Phinch is an open-source framework for visualizing biological data, funded by a grant from the Alfred P. Sloan foundation. This project represents an interdisciplinary collaboration between Pitch Interactive, a data visualization studio in Oakland, CA, and biological researchers at UC Riverside.
http://phinch.org/
BSD 2-Clause "Simplified" License
149 stars 30 forks source link

Using biom formatted file for COG/KEGG data (from picrust) #40

Open passdan opened 9 years ago

passdan commented 9 years ago

When I try loading the biom file, it passes the import and filter stage, showing all samples and metadata and passes to the visualisation stage showing the chart options.

If I click any of them it infinitely loads (1 hour+) without any error message. Has anyone successfully loaded files of this type?

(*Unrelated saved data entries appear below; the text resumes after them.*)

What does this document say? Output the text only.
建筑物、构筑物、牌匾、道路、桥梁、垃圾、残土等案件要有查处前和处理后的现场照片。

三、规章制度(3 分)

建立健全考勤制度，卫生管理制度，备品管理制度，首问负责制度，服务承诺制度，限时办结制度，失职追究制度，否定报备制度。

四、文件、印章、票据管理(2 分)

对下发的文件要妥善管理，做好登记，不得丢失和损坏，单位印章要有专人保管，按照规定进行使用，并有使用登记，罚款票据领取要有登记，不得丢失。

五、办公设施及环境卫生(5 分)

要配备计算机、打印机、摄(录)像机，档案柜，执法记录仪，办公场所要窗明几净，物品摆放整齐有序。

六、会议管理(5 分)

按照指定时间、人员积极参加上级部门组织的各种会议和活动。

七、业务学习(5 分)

hollybik commented 9 years ago

Hi Daniel, we hadn't specifically tested out COG/KEGG data. If it passes the parser window (e.g. all your samples and metadata are loading), then you're on the right track with the file. Can you tell me how your taxonomy (ontology?) strings are parsed? I suspect that Phinch is expecting the ontology/taxonomy information to be in the QIIME format preceded by k, p, etc (kingdom, phylum, etc. followed by two underscores). Can you try to reformat your taxonomy/ontology strings in that format and see if it works. The BIOM strings should look like this (examples from 16S data):

{"id": "OTU_128216", "metadata": {"taxonomy": ["kBacteria", "pProteobacteria", "cBetaproteobacteria", "oBurkholderiales", "f__Comamonadaceae"]}}

akknight commented 9 years ago

Hi!

I'm having this issue too. The output is the KEGG pathway bio table from PICRUSt (using OTU tables from QIIME), so it isn't able to be formatted like above, but instead is in KEGG pathways like:

[{"id": "1,1,1-Trichloro-2,2-bis(4-chlorophenyl)ethane (DDT) degradation", "metadata": {"KEGG_Pathways": ["Metabolism", "Xenobiotics Biodegradation and Metabolism", "1,1,1-Trichloro-2,2-bis(4-chlorophenyl)ethane (DDT) degradation"]}},{"id": "ABC transporters", "metadata": {"KEGG_Pathways": ["Environmental Information Processing", "Membrane Transport", "ABC transporters"]}}

hollybik commented 9 years ago

Phinch is still a prototype framework, which means we had to constrain the ontology formatting in the initial version of the software. I expect that the files are hanging because of the KEGG formatting - you could try to reformat by changing "KEGG_Pathways" to "taxonomy" (and you might need to add the p, c, etc. pre-formatting before the term), to see if that corrects the problem. I'm not sure whether the ID formatting would also cause a problem - Phinch might be anticipating an OTU_number format.

I'll update this thread when we start specifically updating the code to handle KEGG formatting.